📘Functions
🔑 What is a Function?
● A function is a rule that relates each input to exactly one output.
● Think of it like a machine: you put something in (input), the machine follows a rule, and gives exactly
one output.
Example:
f(x) = x + 2
If x = 3 → f(3) = 3 + 2 = 5
🧮 Key Terms
● Domain – the set of all possible inputs (x-values).
● Range – the set of all possible outputs (y-values).
● Function Notation – written as f(x), which means “f of x.
📊 Types of Functions
1. Linear Function: f(x) = mx + b
○ Graph is a straight line.
○ Example: f(x) = 2x + 3
2. Quadratic Function: f(x) = ax² + bx + c
○ Graph is a parabola (U-shape).
○ Example: f(x) = x² – 4
3. Cubic Function: f(x) = ax³ + bx² + cx + d
○ Graph has curves that may go up and down.

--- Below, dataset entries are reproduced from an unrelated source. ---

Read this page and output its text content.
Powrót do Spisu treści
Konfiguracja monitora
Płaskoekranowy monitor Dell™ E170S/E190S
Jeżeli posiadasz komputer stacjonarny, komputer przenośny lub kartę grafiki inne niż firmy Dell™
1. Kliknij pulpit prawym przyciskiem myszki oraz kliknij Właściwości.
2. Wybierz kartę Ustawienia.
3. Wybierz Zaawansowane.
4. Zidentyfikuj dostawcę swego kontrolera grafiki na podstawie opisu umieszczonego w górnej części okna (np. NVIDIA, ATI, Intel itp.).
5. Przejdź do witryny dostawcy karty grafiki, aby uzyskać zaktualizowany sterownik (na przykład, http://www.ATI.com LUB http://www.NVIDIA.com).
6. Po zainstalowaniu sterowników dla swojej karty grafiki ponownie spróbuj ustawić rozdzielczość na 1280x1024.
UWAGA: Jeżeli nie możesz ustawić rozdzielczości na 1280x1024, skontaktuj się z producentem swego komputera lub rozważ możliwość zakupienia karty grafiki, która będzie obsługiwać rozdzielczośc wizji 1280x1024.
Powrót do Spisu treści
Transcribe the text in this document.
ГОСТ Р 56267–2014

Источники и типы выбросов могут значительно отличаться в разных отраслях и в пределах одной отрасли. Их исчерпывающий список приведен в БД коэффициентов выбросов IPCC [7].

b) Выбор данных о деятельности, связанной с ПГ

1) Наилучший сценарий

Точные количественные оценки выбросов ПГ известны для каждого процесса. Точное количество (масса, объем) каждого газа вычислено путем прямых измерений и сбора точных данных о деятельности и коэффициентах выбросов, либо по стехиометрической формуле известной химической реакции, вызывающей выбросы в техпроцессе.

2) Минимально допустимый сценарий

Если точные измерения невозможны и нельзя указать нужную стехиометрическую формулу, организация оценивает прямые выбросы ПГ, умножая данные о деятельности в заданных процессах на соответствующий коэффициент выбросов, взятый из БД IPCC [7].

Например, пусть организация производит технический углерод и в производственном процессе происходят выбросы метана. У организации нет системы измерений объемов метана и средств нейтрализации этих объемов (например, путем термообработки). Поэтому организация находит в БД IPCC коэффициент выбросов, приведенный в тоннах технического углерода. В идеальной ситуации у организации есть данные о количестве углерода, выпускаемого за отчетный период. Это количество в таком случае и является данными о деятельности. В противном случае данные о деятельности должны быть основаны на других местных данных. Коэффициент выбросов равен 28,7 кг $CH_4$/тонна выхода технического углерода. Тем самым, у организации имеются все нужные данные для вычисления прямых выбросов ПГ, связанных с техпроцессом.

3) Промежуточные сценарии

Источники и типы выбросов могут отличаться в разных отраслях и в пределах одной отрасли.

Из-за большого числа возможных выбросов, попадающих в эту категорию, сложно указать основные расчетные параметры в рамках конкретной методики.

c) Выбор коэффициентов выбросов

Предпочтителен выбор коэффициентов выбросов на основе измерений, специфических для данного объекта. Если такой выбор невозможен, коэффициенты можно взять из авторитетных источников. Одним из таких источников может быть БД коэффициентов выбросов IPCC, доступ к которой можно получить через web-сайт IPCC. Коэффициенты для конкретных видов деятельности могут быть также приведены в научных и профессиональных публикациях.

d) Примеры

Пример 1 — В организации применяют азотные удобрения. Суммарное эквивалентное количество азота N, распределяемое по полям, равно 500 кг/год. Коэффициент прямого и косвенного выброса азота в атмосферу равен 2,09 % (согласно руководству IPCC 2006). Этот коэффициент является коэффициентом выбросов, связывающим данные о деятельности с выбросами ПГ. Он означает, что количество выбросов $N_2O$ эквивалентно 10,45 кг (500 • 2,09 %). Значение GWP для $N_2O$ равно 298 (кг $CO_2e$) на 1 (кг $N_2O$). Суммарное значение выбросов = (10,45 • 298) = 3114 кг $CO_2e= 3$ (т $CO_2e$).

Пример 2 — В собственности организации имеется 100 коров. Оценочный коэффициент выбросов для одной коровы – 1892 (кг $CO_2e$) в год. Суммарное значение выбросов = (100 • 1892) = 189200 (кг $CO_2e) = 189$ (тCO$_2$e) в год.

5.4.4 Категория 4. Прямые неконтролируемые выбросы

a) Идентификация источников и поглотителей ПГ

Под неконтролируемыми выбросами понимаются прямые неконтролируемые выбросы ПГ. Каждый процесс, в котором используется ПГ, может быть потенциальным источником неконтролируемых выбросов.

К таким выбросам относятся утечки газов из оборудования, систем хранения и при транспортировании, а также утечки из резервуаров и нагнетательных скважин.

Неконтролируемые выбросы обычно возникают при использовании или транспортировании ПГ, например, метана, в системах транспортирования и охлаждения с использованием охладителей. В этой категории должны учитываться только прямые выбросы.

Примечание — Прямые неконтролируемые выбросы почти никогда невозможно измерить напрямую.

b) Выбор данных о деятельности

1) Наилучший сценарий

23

4. Absolute Value Function: f(x) = |x|
○ Graph is a V-shape.
5. Square Root Function: f(x) = √x
○ Graph starts at (0,0) and curves upward
📝 How to Check if a Relation is a Function
● Use the Vertical Line Test: If a vertical line crosses the graph more than once, it is NOT a function.
● Example: A circle is not a function, because some x-values have two different y-values.